Nessuna fretta per il riscatto, il Napoli valuta Santos fino a fine stagione: i dettagli
A riavvolgere il nastro di questa operazione è stato Fabrizio Romano: attraverso il suo canale YouTube, l'esperto di mercato ha svelato i retroscena di una trattativa condotta sul filo del rasoio. La dirigenza del Napoli è stata lungimirante, credendo nel ragazzo fin dai primi giorni di gennaio e riuscendo a prendersi un margine di vantaggio decisivo sulla concorrenza dei club tedeschi. Per convincere lo Sporting Lisbona a lasciar partire il giocatore in prestito, l'unica strada percorribile era quella di accettare un onere importante, sborsando una cifra che si aggira tra i 3 e i 3,5 milioni di euro.
L'operazione ha rischiato di complicarsi a metà gennaio, quando Alisson ha siglato una rete pesantissima che ha trascinato lo Sporting agli ottavi di finale di Champions League. Ciononostante, il meticoloso lavoro preparatorio svolto in anticipo dal Napoli ha fatto sì che l'affare andasse in porto proprio negli ultimi giorni della sessione invernale di mercato. Ma il vero gioiello incastonato nella trattativa porta la firma del ds Manna: l'inserimento di un diritto di riscatto fissato intorno ai 15-16 milioni di euro.
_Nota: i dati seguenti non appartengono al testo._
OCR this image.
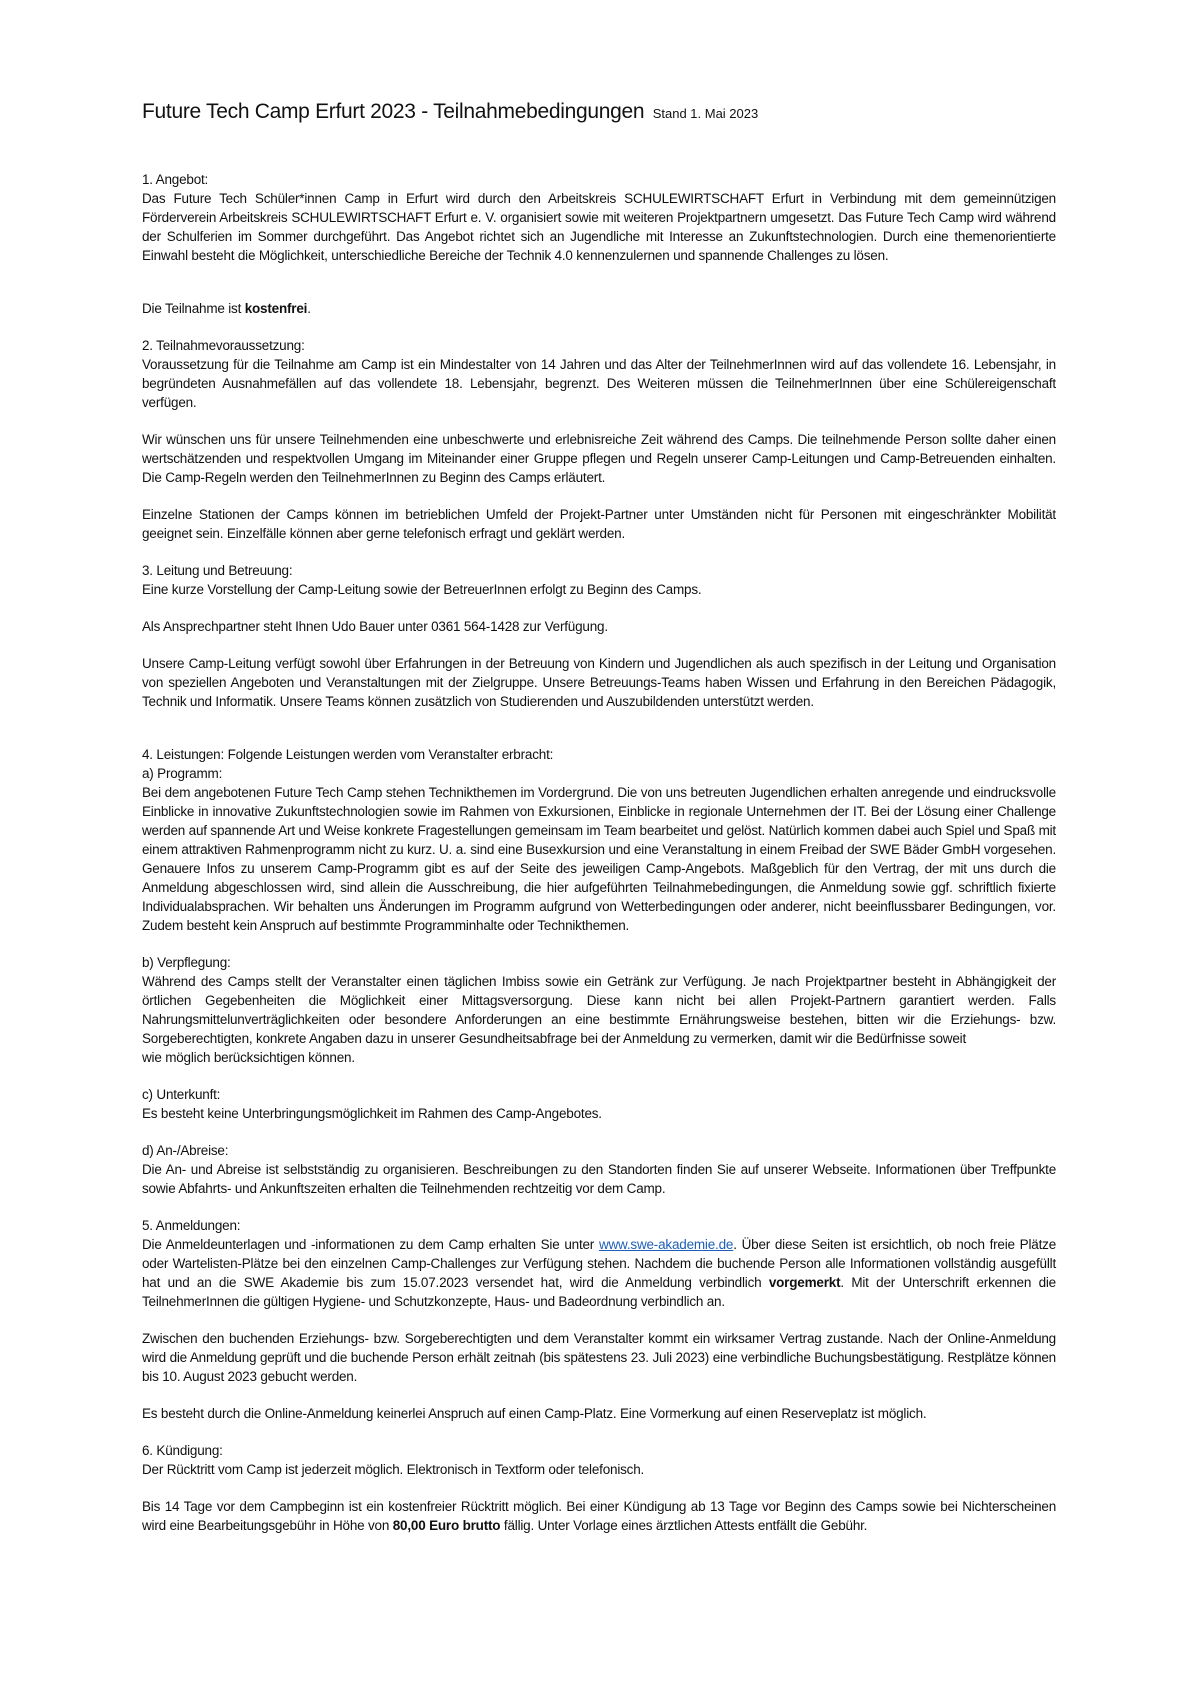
Future Tech Camp Erfurt 2023 - Teilnahmebedingungen Stand 1. Mai 2023

1. Angebot:

Das Future Tech Schüler*innen Camp in Erfurt wird durch den Arbeitskreis SCHULEWIRTSCHAFT Erfurt in Verbindung mit dem gemeinnützigen Förderverein Arbeitskreis SCHULEWIRTSCHAFT Erfurt e. V. organisiert sowie mit weiteren Projektpartnern umgesetzt. Das Future Tech Camp wird während der Schulferien im Sommer durchgeführt. Das Angebot richtet sich an Jugendliche mit Interesse an Zukunftstechnologien. Durch eine themenorientierte Einwahl besteht die Möglichkeit, unterschiedliche Bereiche der Technik 4.0 kennenzulernen und spannende Challenges zu lösen.

Die Teilnahme ist kostenfrei.

2. Teilnahmevoraussetzung:

Voraussetzung für die Teilnahme am Camp ist ein Mindestalter von 14 Jahren und das Alter der TeilnehmerInnen wird auf das vollendete 16. Lebensjahr, in begründeten Ausnahmefällen auf das vollendete 18. Lebensjahr, begrenzt. Des Weiteren müssen die TeilnehmerInnen über eine Schülereigenschaft verfügen.

Wir wünschen uns für unsere Teilnehmenden eine unbeschwerte und erlebnisreiche Zeit während des Camps. Die teilnehmende Person sollte daher einen wertschätzenden und respektvollen Umgang im Miteinander einer Gruppe pflegen und Regeln unserer Camp-Leitungen und Camp-Betreuenden einhalten. Die Camp-Regeln werden den TeilnehmerInnen zu Beginn des Camps erläutert.

Einzelne Stationen der Camps können im betrieblichen Umfeld der Projekt-Partner unter Umständen nicht für Personen mit eingeschränkter Mobilität geeignet sein. Einzelfälle können aber gerne telefonisch erfragt und geklärt werden.

3. Leitung und Betreuung:

Eine kurze Vorstellung der Camp-Leitung sowie der BetreuerInnen erfolgt zu Beginn des Camps.

Als Ansprechpartner steht Ihnen Udo Bauer unter 0361 564-1428 zur Verfügung.

Unsere Camp-Leitung verfügt sowohl über Erfahrungen in der Betreuung von Kindern und Jugendlichen als auch spezifisch in der Leitung und Organisation von speziellen Angeboten und Veranstaltungen mit der Zielgruppe. Unsere Betreuungs-Teams haben Wissen und Erfahrung in den Bereichen Pädagogik, Technik und Informatik. Unsere Teams können zusätzlich von Studierenden und Auszubildenden unterstützt werden.

4. Leistungen: Folgende Leistungen werden vom Veranstalter erbracht:

a) Programm:

Bei dem angebotenen Future Tech Camp stehen Technikthemen im Vordergrund. Die von uns betreuten Jugendlichen erhalten anregende und eindrucksvolle Einblicke in innovative Zukunftstechnologien sowie im Rahmen von Exkursionen, Einblicke in regionale Unternehmen der IT. Bei der Lösung einer Challenge werden auf spannende Art und Weise konkrete Fragestellungen gemeinsam im Team bearbeitet und gelöst. Natürlich kommen dabei auch Spiel und Spaß mit einem attraktiven Rahmenprogramm nicht zu kurz. U. a. sind eine Busexkursion und eine Veranstaltung in einem Freibad der SWE Bäder GmbH vorgesehen. Genauere Infos zu unserem Camp-Programm gibt es auf der Seite des jeweiligen Camp-Angebots. Maßgeblich für den Vertrag, der mit uns durch die Anmeldung abgeschlossen wird, sind allein die Ausschreibung, die hier aufgeführten Teilnahmebedingungen, die Anmeldung sowie ggf. schriftlich fixierte Individualabsprachen. Wir behalten uns Änderungen im Programm aufgrund von Wetterbedingungen oder anderer, nicht beeinflussbarer Bedingungen, vor. Zudem besteht kein Anspruch auf bestimmte Programminhalte oder Technikthemen.

b) Verpflegung:

Während des Camps stellt der Veranstalter einen täglichen Imbiss sowie ein Getränk zur Verfügung. Je nach Projektpartner besteht in Abhängigkeit der örtlichen Gegebenheiten die Möglichkeit einer Mittagsversorgung. Diese kann nicht bei allen Projekt-Partnern garantiert werden. Falls Nahrungsmittelunverträglichkeiten oder besondere Anforderungen an eine bestimmte Ernährungsweise bestehen, bitten wir die Erziehungs- bzw. Sorgeberechtigten, konkrete Angaben dazu in unserer Gesundheitsabfrage bei der Anmeldung zu vermerken, damit wir die Bedürfnisse soweit

wie möglich berücksichtigen können.

c) Unterkunft:

Es besteht keine Unterbringungsmöglichkeit im Rahmen des Camp-Angebotes.

d) An-/Abreise:

Die An- und Abreise ist selbstständig zu organisieren. Beschreibungen zu den Standorten finden Sie auf unserer Webseite. Informationen über Treffpunkte sowie Abfahrts- und Ankunftszeiten erhalten die Teilnehmenden rechtzeitig vor dem Camp.

5. Anmeldungen:

Die Anmeldeunterlagen und -informationen zu dem Camp erhalten Sie unter www.swe-akademie.de. Über diese Seiten ist ersichtlich, ob noch freie Plätze oder Wartelisten-Plätze bei den einzelnen Camp-Challenges zur Verfügung stehen. Nachdem die buchende Person alle Informationen vollständig ausgefüllt hat und an die SWE Akademie bis zum 15.07.2023 versendet hat, wird die Anmeldung verbindlich vorgemerkt. Mit der Unterschrift erkennen die TeilnehmerInnen die gültigen Hygiene- und Schutzkonzepte, Haus- und Badeordnung verbindlich an.

Zwischen den buchenden Erziehungs- bzw. Sorgeberechtigten und dem Veranstalter kommt ein wirksamer Vertrag zustande. Nach der Online-Anmeldung wird die Anmeldung geprüft und die buchende Person erhält zeitnah (bis spätestens 23. Juli 2023) eine verbindliche Buchungsbestätigung. Restplätze können bis 10. August 2023 gebucht werden.

Es besteht durch die Online-Anmeldung keinerlei Anspruch auf einen Camp-Platz. Eine Vormerkung auf einen Reserveplatz ist möglich.

6. Kündigung:

Der Rücktritt vom Camp ist jederzeit möglich. Elektronisch in Textform oder telefonisch.

Bis 14 Tage vor dem Campbeginn ist ein kostenfreier Rücktritt möglich. Bei einer Kündigung ab 13 Tage vor Beginn des Camps sowie bei Nichterscheinen wird eine Bearbeitungsgebühr in Höhe von 80,00 Euro brutto fällig. Unter Vorlage eines ärztlichen Attests entfällt die Gebühr.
Una cifra che, unita a un ingaggio considerato decisamente basso e quindi conveniente, sta ora tentando enormemente Aurelio De Laurentiis e l'intero entourage azzurro. Ovviamente, la razionalità impone calma. Come precisa Romano, a inizio marzo non si prendono decisioni definitive. Essendo trascorso poco più di un mese dal suo arrivo, il Napoli non ha ancora inviato comunicazioni formali né agli agenti di Alisson né allo Sporting, preferendo valutare la tenuta del giocatore fino al termine del campionato. Tuttavia, c'è un dettaglio che fa propendere l'ago della bilancia verso il riscatto definitivo: l'aspetto umano. Oltre ai gol, che sono sotto gli occhi dell'intera piazza, Alisson Santos ha stupito per un atteggiamento estremamente umile. Si è messo a totale disposizione di Antonio Conte, facendosi trovare sempre pronto quando chiamato in causa e accettando senza alcun malumore fisiologici periodi in panchina. Se il rendimento non subirà bruschi cali, ci sono probabilità altissime che la società decida di sborsare i 15 milioni necessari per trattenerlo.
Le sensazioni attorno al ragazzo sono talmente positive da aver valicato i confini nazionali. Mentre a Napoli c'è chi azzarda paragoni importanti con storici beniamini come Lavezzi, il talento di Alisson avrebbe già attirato le attenzioni degli osservatori del Brasile. Il commissario tecnico verdeoro Carlo Ancelotti avrebbe iniziato a pensarci seriamente in ottica Mondiale. Una favola appena iniziata, che il Napoli spera di poter scrivere ancora a lungo.